The United States Federal Trade Commission and Justice Department have raised their collective regulative eyebrow at Apple’s latest pricing plan.
There’s no official investigation yet, but the company could be looking at antitrust allegations over new subscription options in iTunes. The Wall Street Journal quoted a spokesperson for the European Commission saying that they, too, were “carefully monitoring the situation.”
It started with a digital-only newspaper, The Daily. When The Daily premiered earlier this month, it was the first publication to make use of a subscription model on iTunes. Everything else you bought for your iOS devices — your iPod, iPhone or iPad — through iTunes was based on a one-time charge for content delivered right then.
Within days, Apple announced that subscriptions would now be available right in the app for services like magazine, video and music. Convenience for the users, however, was not without its caveats for the publishers.
In the words of Steve Jobs, or at least the people Steve Jobs hires to create his quotes for press releases, “when Apple brings a new subscriber to the app, Apple earns a 30 percent share; when the publisher brings an existing or new subscriber to the app, the publisher keeps 100 percent and Apple earns nothing. All we require is that, if a publisher is making a subscription offer outside of the app, the same (or better) offer be made inside the app.”
Apple also forbids apps from providing a link to buy a subscription outside the app.
I can’t say whether or not it’s legal. But it’s certainly greedy.
Say I have a downtown shop. Business is good, but more and more people are buying on eBay. So I start listing some of my items on eBay to supplement my sales. eBay charges a fee for the privilege, but whatever, that’s their prerogative.
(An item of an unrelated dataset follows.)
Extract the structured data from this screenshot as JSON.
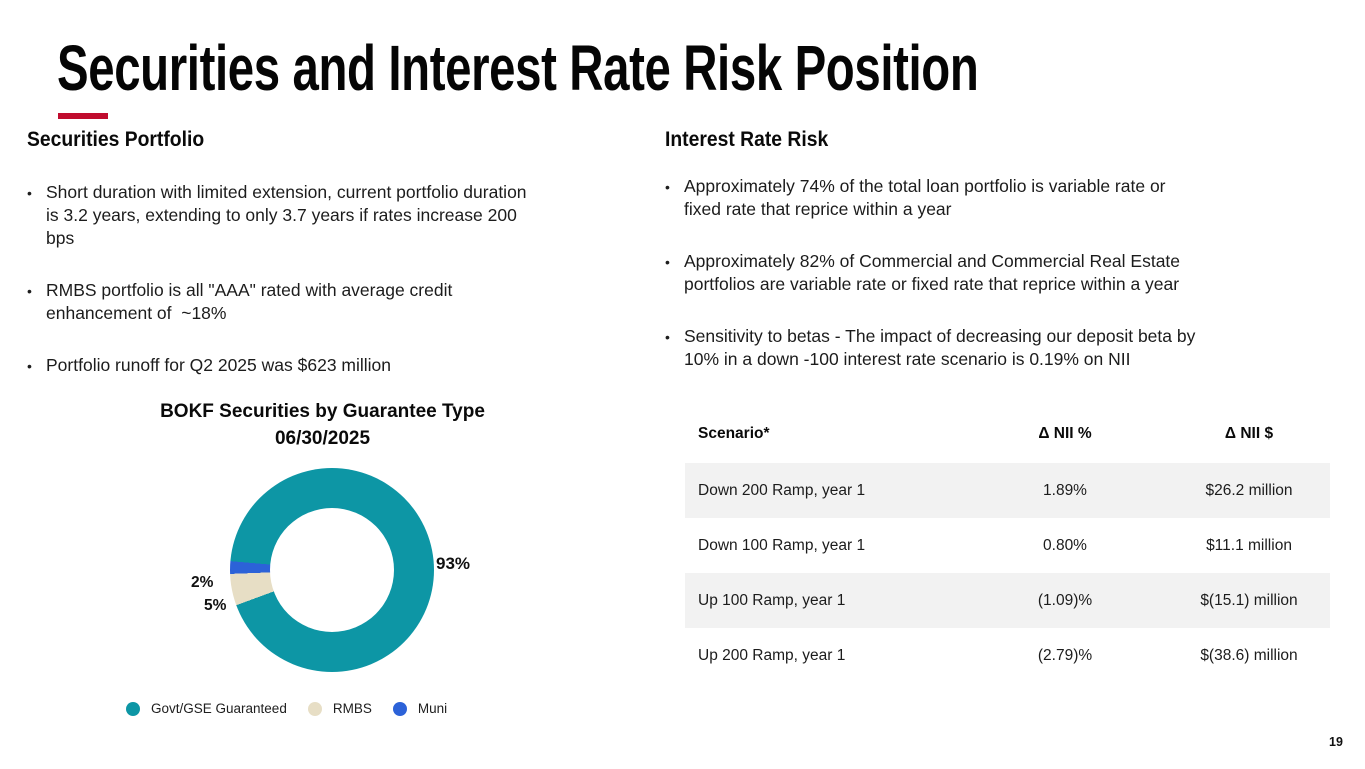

What eBay doesn’t do is tell me how to price things in my downtown shop. They couldn’t care less. If I mark up my items on eBay to compensate for some of the fees and keep prices in my shop a bit lower, that’s my prerogative. (I might not sell anything given vicious price competition online, but that’s not eBay’s fault.)
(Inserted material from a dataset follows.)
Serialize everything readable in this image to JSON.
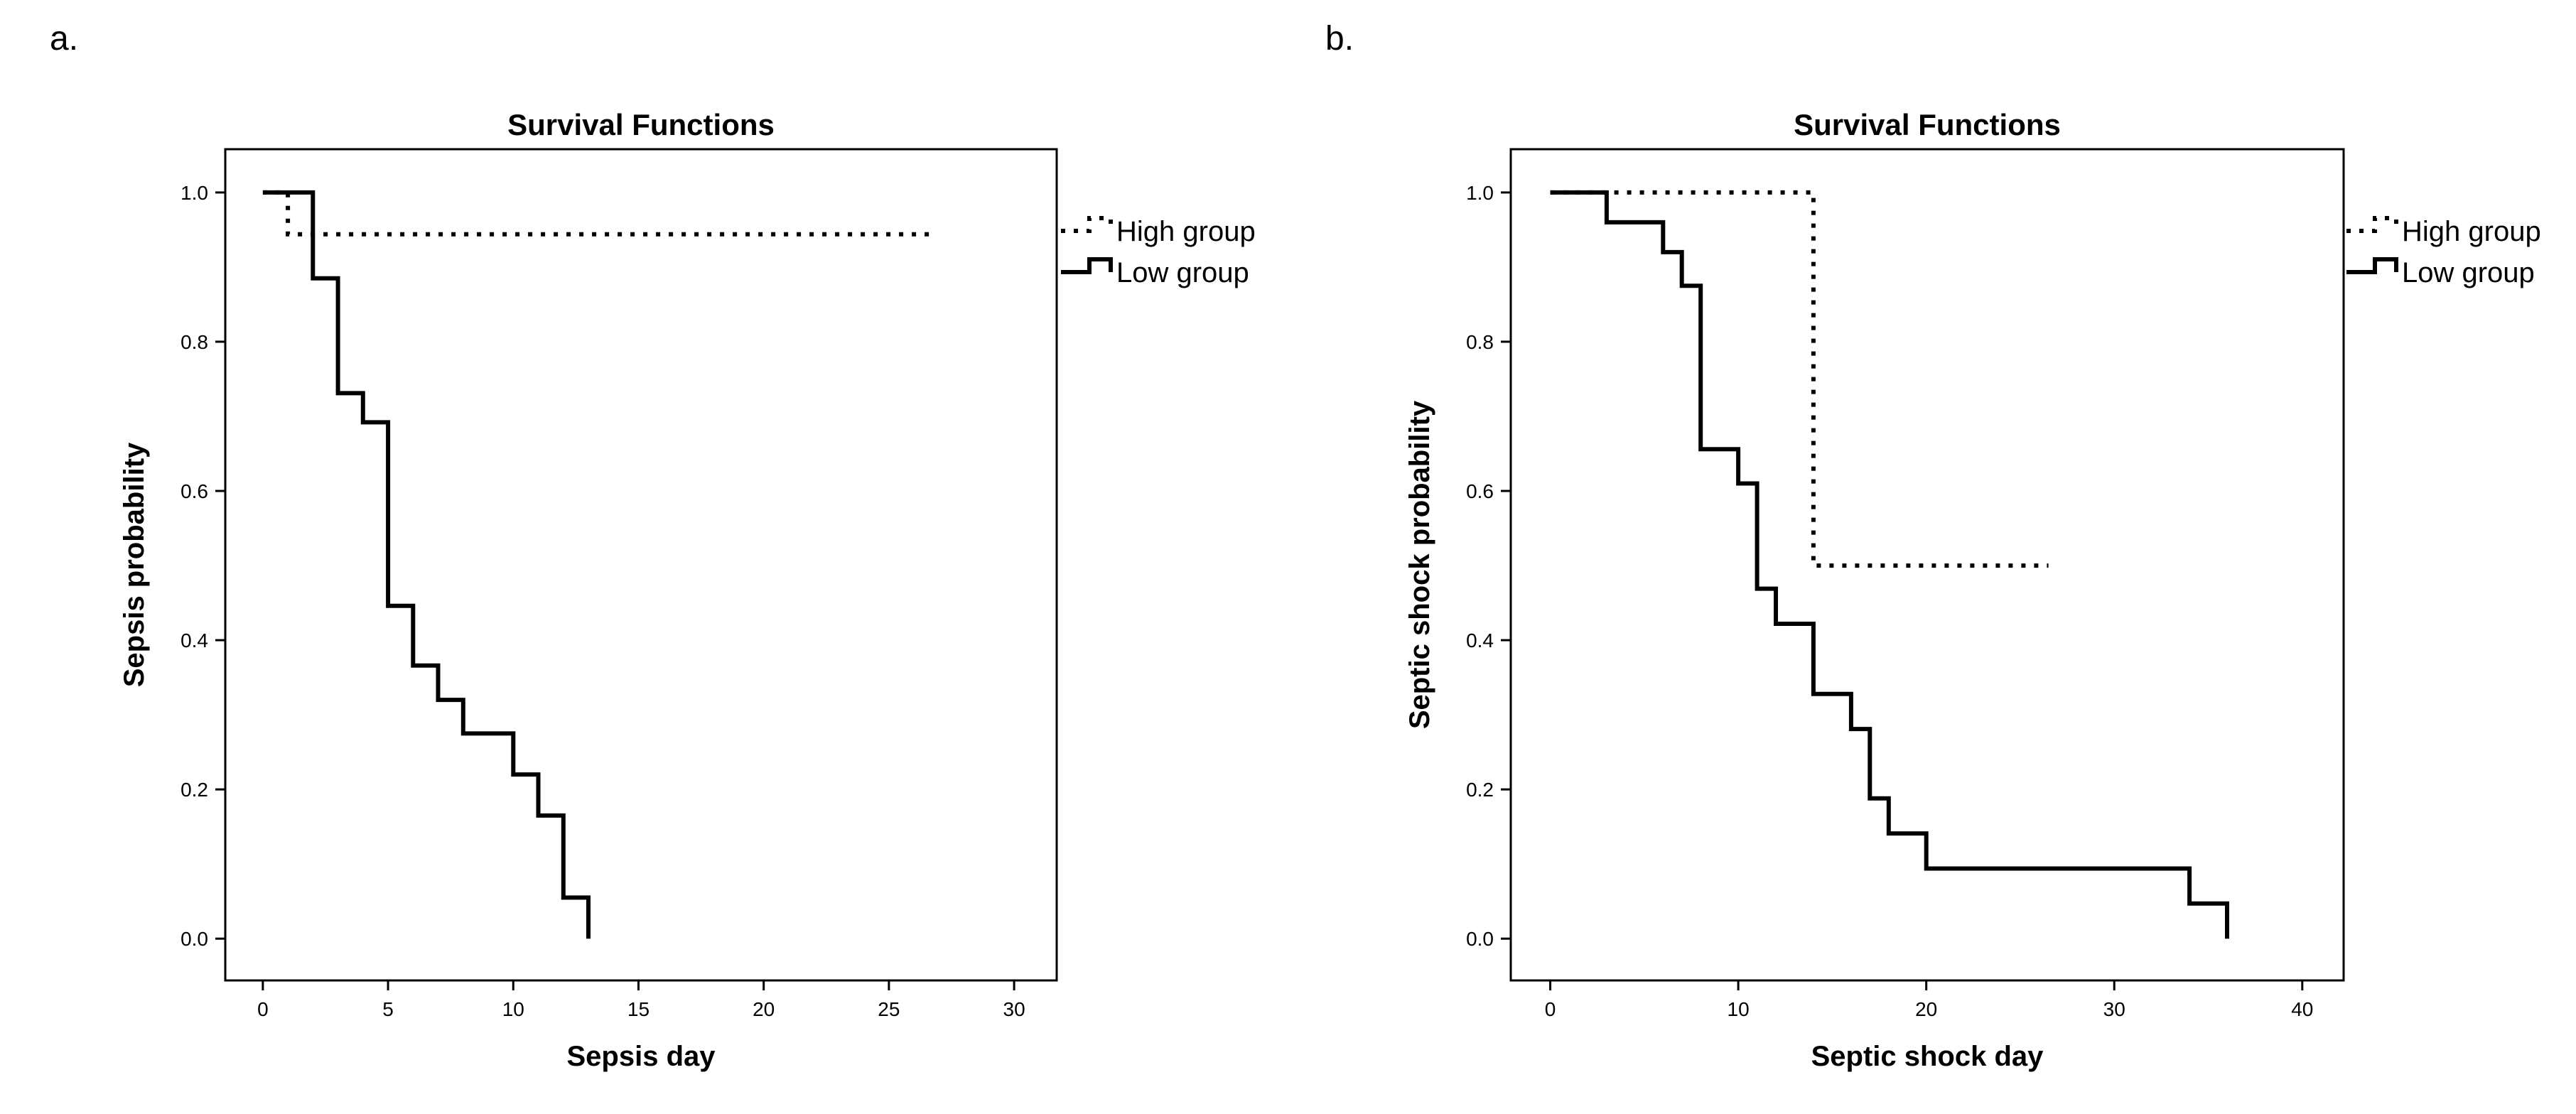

Apple’s requirements do tell vendors what to charge. If they can’t recover the 30 percent charge by marking up in-app purchases, and they can’t offer subscribers a price incentive to buy outside the app, what value does the app hold? Not many subscriptions are running at a 30-percent profit margin, and if a company can’t make money in the iWorld, they very well might pull out of it altogether. Sure, they’ll lose market share, but market share you essentially pay for won’t be worth it to a lot of providers.
The alternative is for providers to raise prices for everyone. You end up subsidizing the folks who sign up through the app even if you sign up independently.
What’ll be really hilarious is if the same subscription for another platform — Android, Windows Phone, WebOS, BlackBerry — is cheaper than for the iOS app. The cost is lower, and Apple really can’t control what you charge on other devices, right?
Right, Apple? You don’t think you can do that, do you?